The DOT has placed 39 "No Parking" signs along the 1.5-mile exit ramp off eastbound Interstate 40 to eastbound U.S. Highway 70 Business in Garner. The plethora of signs have perplexed many drivers.
"It doesn't make any sense. It doesn't. I've never seen that before," driver Randy Sauls said.
"I thought they were no passing signs. I guessed people were flying around that corner passing," driver Stephanie Howard said.
Other drivers were simply angry of what they viewed as a waste in a time state agencies are cutting back to deal with a budget deficit that some fiscal analysts have said could grow to $1.6 billion by early next year.
"Taxpayers' money gone to hell," driver Joe Jackson said.
"I can understand one here and one there, but they're, like, simultaneously together," driver Greg Erteol said.
Battle Whitley, a division operations engineer with DOT, said the signs are actually 200 feet apart.
"I wouldn't say it's overkill," Whitley said, noting engineers chose that distance so that there would be no question that parking on Exit 306 (seen in the map below) was dangerous and against the law.
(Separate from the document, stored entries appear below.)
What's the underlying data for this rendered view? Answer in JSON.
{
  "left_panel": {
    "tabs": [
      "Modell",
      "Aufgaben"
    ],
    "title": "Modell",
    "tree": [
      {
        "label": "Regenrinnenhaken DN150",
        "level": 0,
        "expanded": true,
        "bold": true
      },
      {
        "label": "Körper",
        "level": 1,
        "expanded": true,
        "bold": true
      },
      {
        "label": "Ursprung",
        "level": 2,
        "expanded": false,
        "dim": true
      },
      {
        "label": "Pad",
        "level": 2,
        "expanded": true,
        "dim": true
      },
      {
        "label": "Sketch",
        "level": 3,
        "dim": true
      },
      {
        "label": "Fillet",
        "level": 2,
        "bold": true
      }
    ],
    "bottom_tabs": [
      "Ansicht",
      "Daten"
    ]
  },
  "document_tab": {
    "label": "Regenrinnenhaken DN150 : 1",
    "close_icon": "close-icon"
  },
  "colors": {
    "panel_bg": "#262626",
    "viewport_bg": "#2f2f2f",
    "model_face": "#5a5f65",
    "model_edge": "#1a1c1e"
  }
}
He said the army of signs is the DOT's latest weapon to combat a dangerous enemy – trucks parked along the side of the road. Truckers were parking along the exit ramp overnight to sleep, and their rigs were tearing up the shoulder and road, he said.
If drivers taking the curve in the exit drifted off the pavement, the ruts and holes left by the tractor-trailers threatened their safety, he said.
"Some of them were so large, it could have been a significant accident," he said. "(Posting the signs) was a safety issue."
"I did think (the extra signage) was weird, but sometimes I do come home late – around 3 in the morning – and once in a while I've seen a big truck parked there," driver Katherine Wilson said.
In addition to improving safety, Whitley said the 39 signs also save the state money.
The DOT was spending $10,000 every three to four months to repair the shoulders along Exit 306 and regrade the area, he said. Meanwhile, each of the signs cost less than $100 to install – North Carolina prison inmates made the signs for $37.04 each – so the department spent less than $4,000 on the project, he said.
"When you consider $4,000 versus $40,000 (a year), that's a significant savings," he said.